Best Practice

Vitamine_5G

01.06.2022-01.05.2024

Projekttitel:
VIrtual realiTy environment for Additive ManufacturINg Enabled by 5G

Fördergeber:
Ministerium für Wirtschaft, Innovation, Digitalisierung und Energie des Landes Nordrhein-Westfalen

Konsortialführer:
Fraunhofer IPT, Aachen

Projektkonsortium:
ModuleWorks GmbH, BCT Steuerungs- und DV-Systeme GmbH, Camaix GmbH, Dropslab Technologies GmbH, RWTH Aachen toolcraft AG, VR in Science and Industry e.V

Projektbeschreibung:

Ziel des Projekts „Vitamine_5G“ ist eine bessere Kontrolle und Überwachung von Fertigungsprozessen durch deren Übertragung auf eine Virtual-Reality-Brille. Die Übertragung der Daten wird durch 5G erstmals ermöglicht.

Die additive Fertigungstechnologie mit ihren Anfängen Ende der 1980er Jahre eine verhältnismäßig neue und unkonventionelle Technologie. Gleichzeitig erlebt sie in den letzten Jahren ein extremes Wachstum. Die junge Technologie wird vermehrt in klassische Prozessketten integriert und kann im gesamten Produktlebenszyklus eingesetzt werden, sodass sowohl initiale Fertigung, Nachbearbeitung als auch Reparatur-Szenarien bedient werden können. Dadurch hat die additive Fertigung eine starke Position in der Produktionslandschaft eingenommen, muss sich dort jedoch noch behaupten und erfordert insbesondere ein Umdenken von konventionellen Ansätzen beim Design von Bauteilen und Produkten.

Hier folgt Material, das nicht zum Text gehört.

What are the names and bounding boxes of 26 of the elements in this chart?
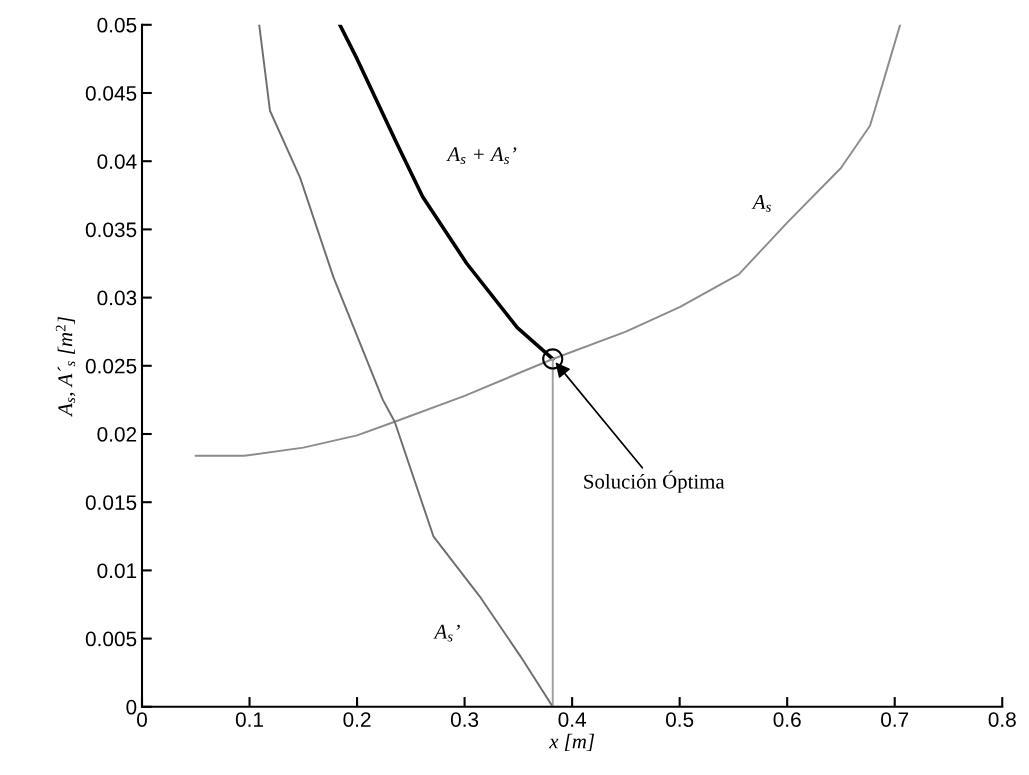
series-label: A$_{s}$ + A$_{s}$’ (446, 147, 517, 165)
y-tick-label: 0.02 (97, 427, 137, 442)
y-tick-label: 0.03 (97, 290, 137, 306)
x-tick-label: 0.4 (558, 712, 586, 727)
y-tick-label: 0.01 (97, 563, 137, 579)
annotation: Solución Óptima (584, 470, 725, 493)
x-tick-label: 0.8 (988, 712, 1016, 727)
x-tick-label: 0 (137, 712, 147, 727)
y-tick-label: 0.05 (97, 17, 137, 33)
y-axis-title: A$_{s}$, A´$_{s}$ [m$^{2}$] (55, 316, 76, 417)
x-tick-label: 0.7 (881, 712, 909, 727)
y-tick-label: 0.04 (97, 154, 137, 169)
series-label: A$_{s}$’ (433, 624, 460, 642)
x-tick-label: 0.2 (343, 712, 371, 727)
y-tick-label: 0.045 (85, 86, 137, 101)
x-tick-label: 0.6 (773, 712, 801, 727)
x-tick-label: 0.5 (665, 712, 694, 727)
x-tick-label: 0.3 (450, 712, 479, 727)
y-tick-label: 0.035 (85, 222, 137, 238)
y-tick-label: 0.005 (85, 631, 137, 647)
y-tick-label: 0.025 (85, 358, 137, 374)
x-tick-label: 0.1 (235, 712, 263, 727)
series-label: A$_{s}$ (751, 194, 771, 212)
y-tick-label: 0 (126, 699, 137, 715)
y-tick-label: 0.015 (85, 495, 137, 510)
x-axis-title: x [m] (549, 733, 595, 752)
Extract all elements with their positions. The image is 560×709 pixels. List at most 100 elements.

Das Umdenken traditioneller Ansätze ist zusätzlich dadurch erschwert, dass im Vergleich zu anderen Technologien keine breite historische Erfahrung verfügbar ist. Durch die starke Innovationskraft bedingt ist die additive Fertigung auf erfahrene Experten für die Entwicklung und Fertigung angewiesen. Außerdem muss ein Bediener während eines additiven Produktionsprozesses beurteilen, wie zielführend der Prozess verläuft und gegebenenfalls Anpassungen vornehmen. Anders als bei einem Fräsprozess kann ein additiver Laserprozess in der Regel nicht an beliebiger Stelle aus- und fortgesetzt oder in seiner Geschwindigkeit für Beobachtungszwecke reduziert werden. Somit kann der Prozess aktuell nur nach abgeschlossenen Produktionsteilschritten oder ganz am Ende evaluiert werden. Bis dahin ist das Bauteil allerdings möglicherweise schon Ausschuss oder ein anderweitig defektes Bauteil entsteht, ohne dass eine Fehlerursache eindeutig nachvollziehbar ist, sodass der Prozess erneut iteriert werden muss. Es entstehen somit große Kosten durch den Ausschuss und die Arbeitszeit zur Justierung des Prozesses. An dieser Stelle setzt »VITAMINE_5G« an und wird Möglichkeiten schaffen, schwerzugängliche Fertigungen wie Laserprozesse mit neuen Methoden im Feld der Digitalisierung und von Industrie 4.0 viel besser, insbesondere direkter, zu überwachen, nachvollziehen und somit zielführend justieren zu können.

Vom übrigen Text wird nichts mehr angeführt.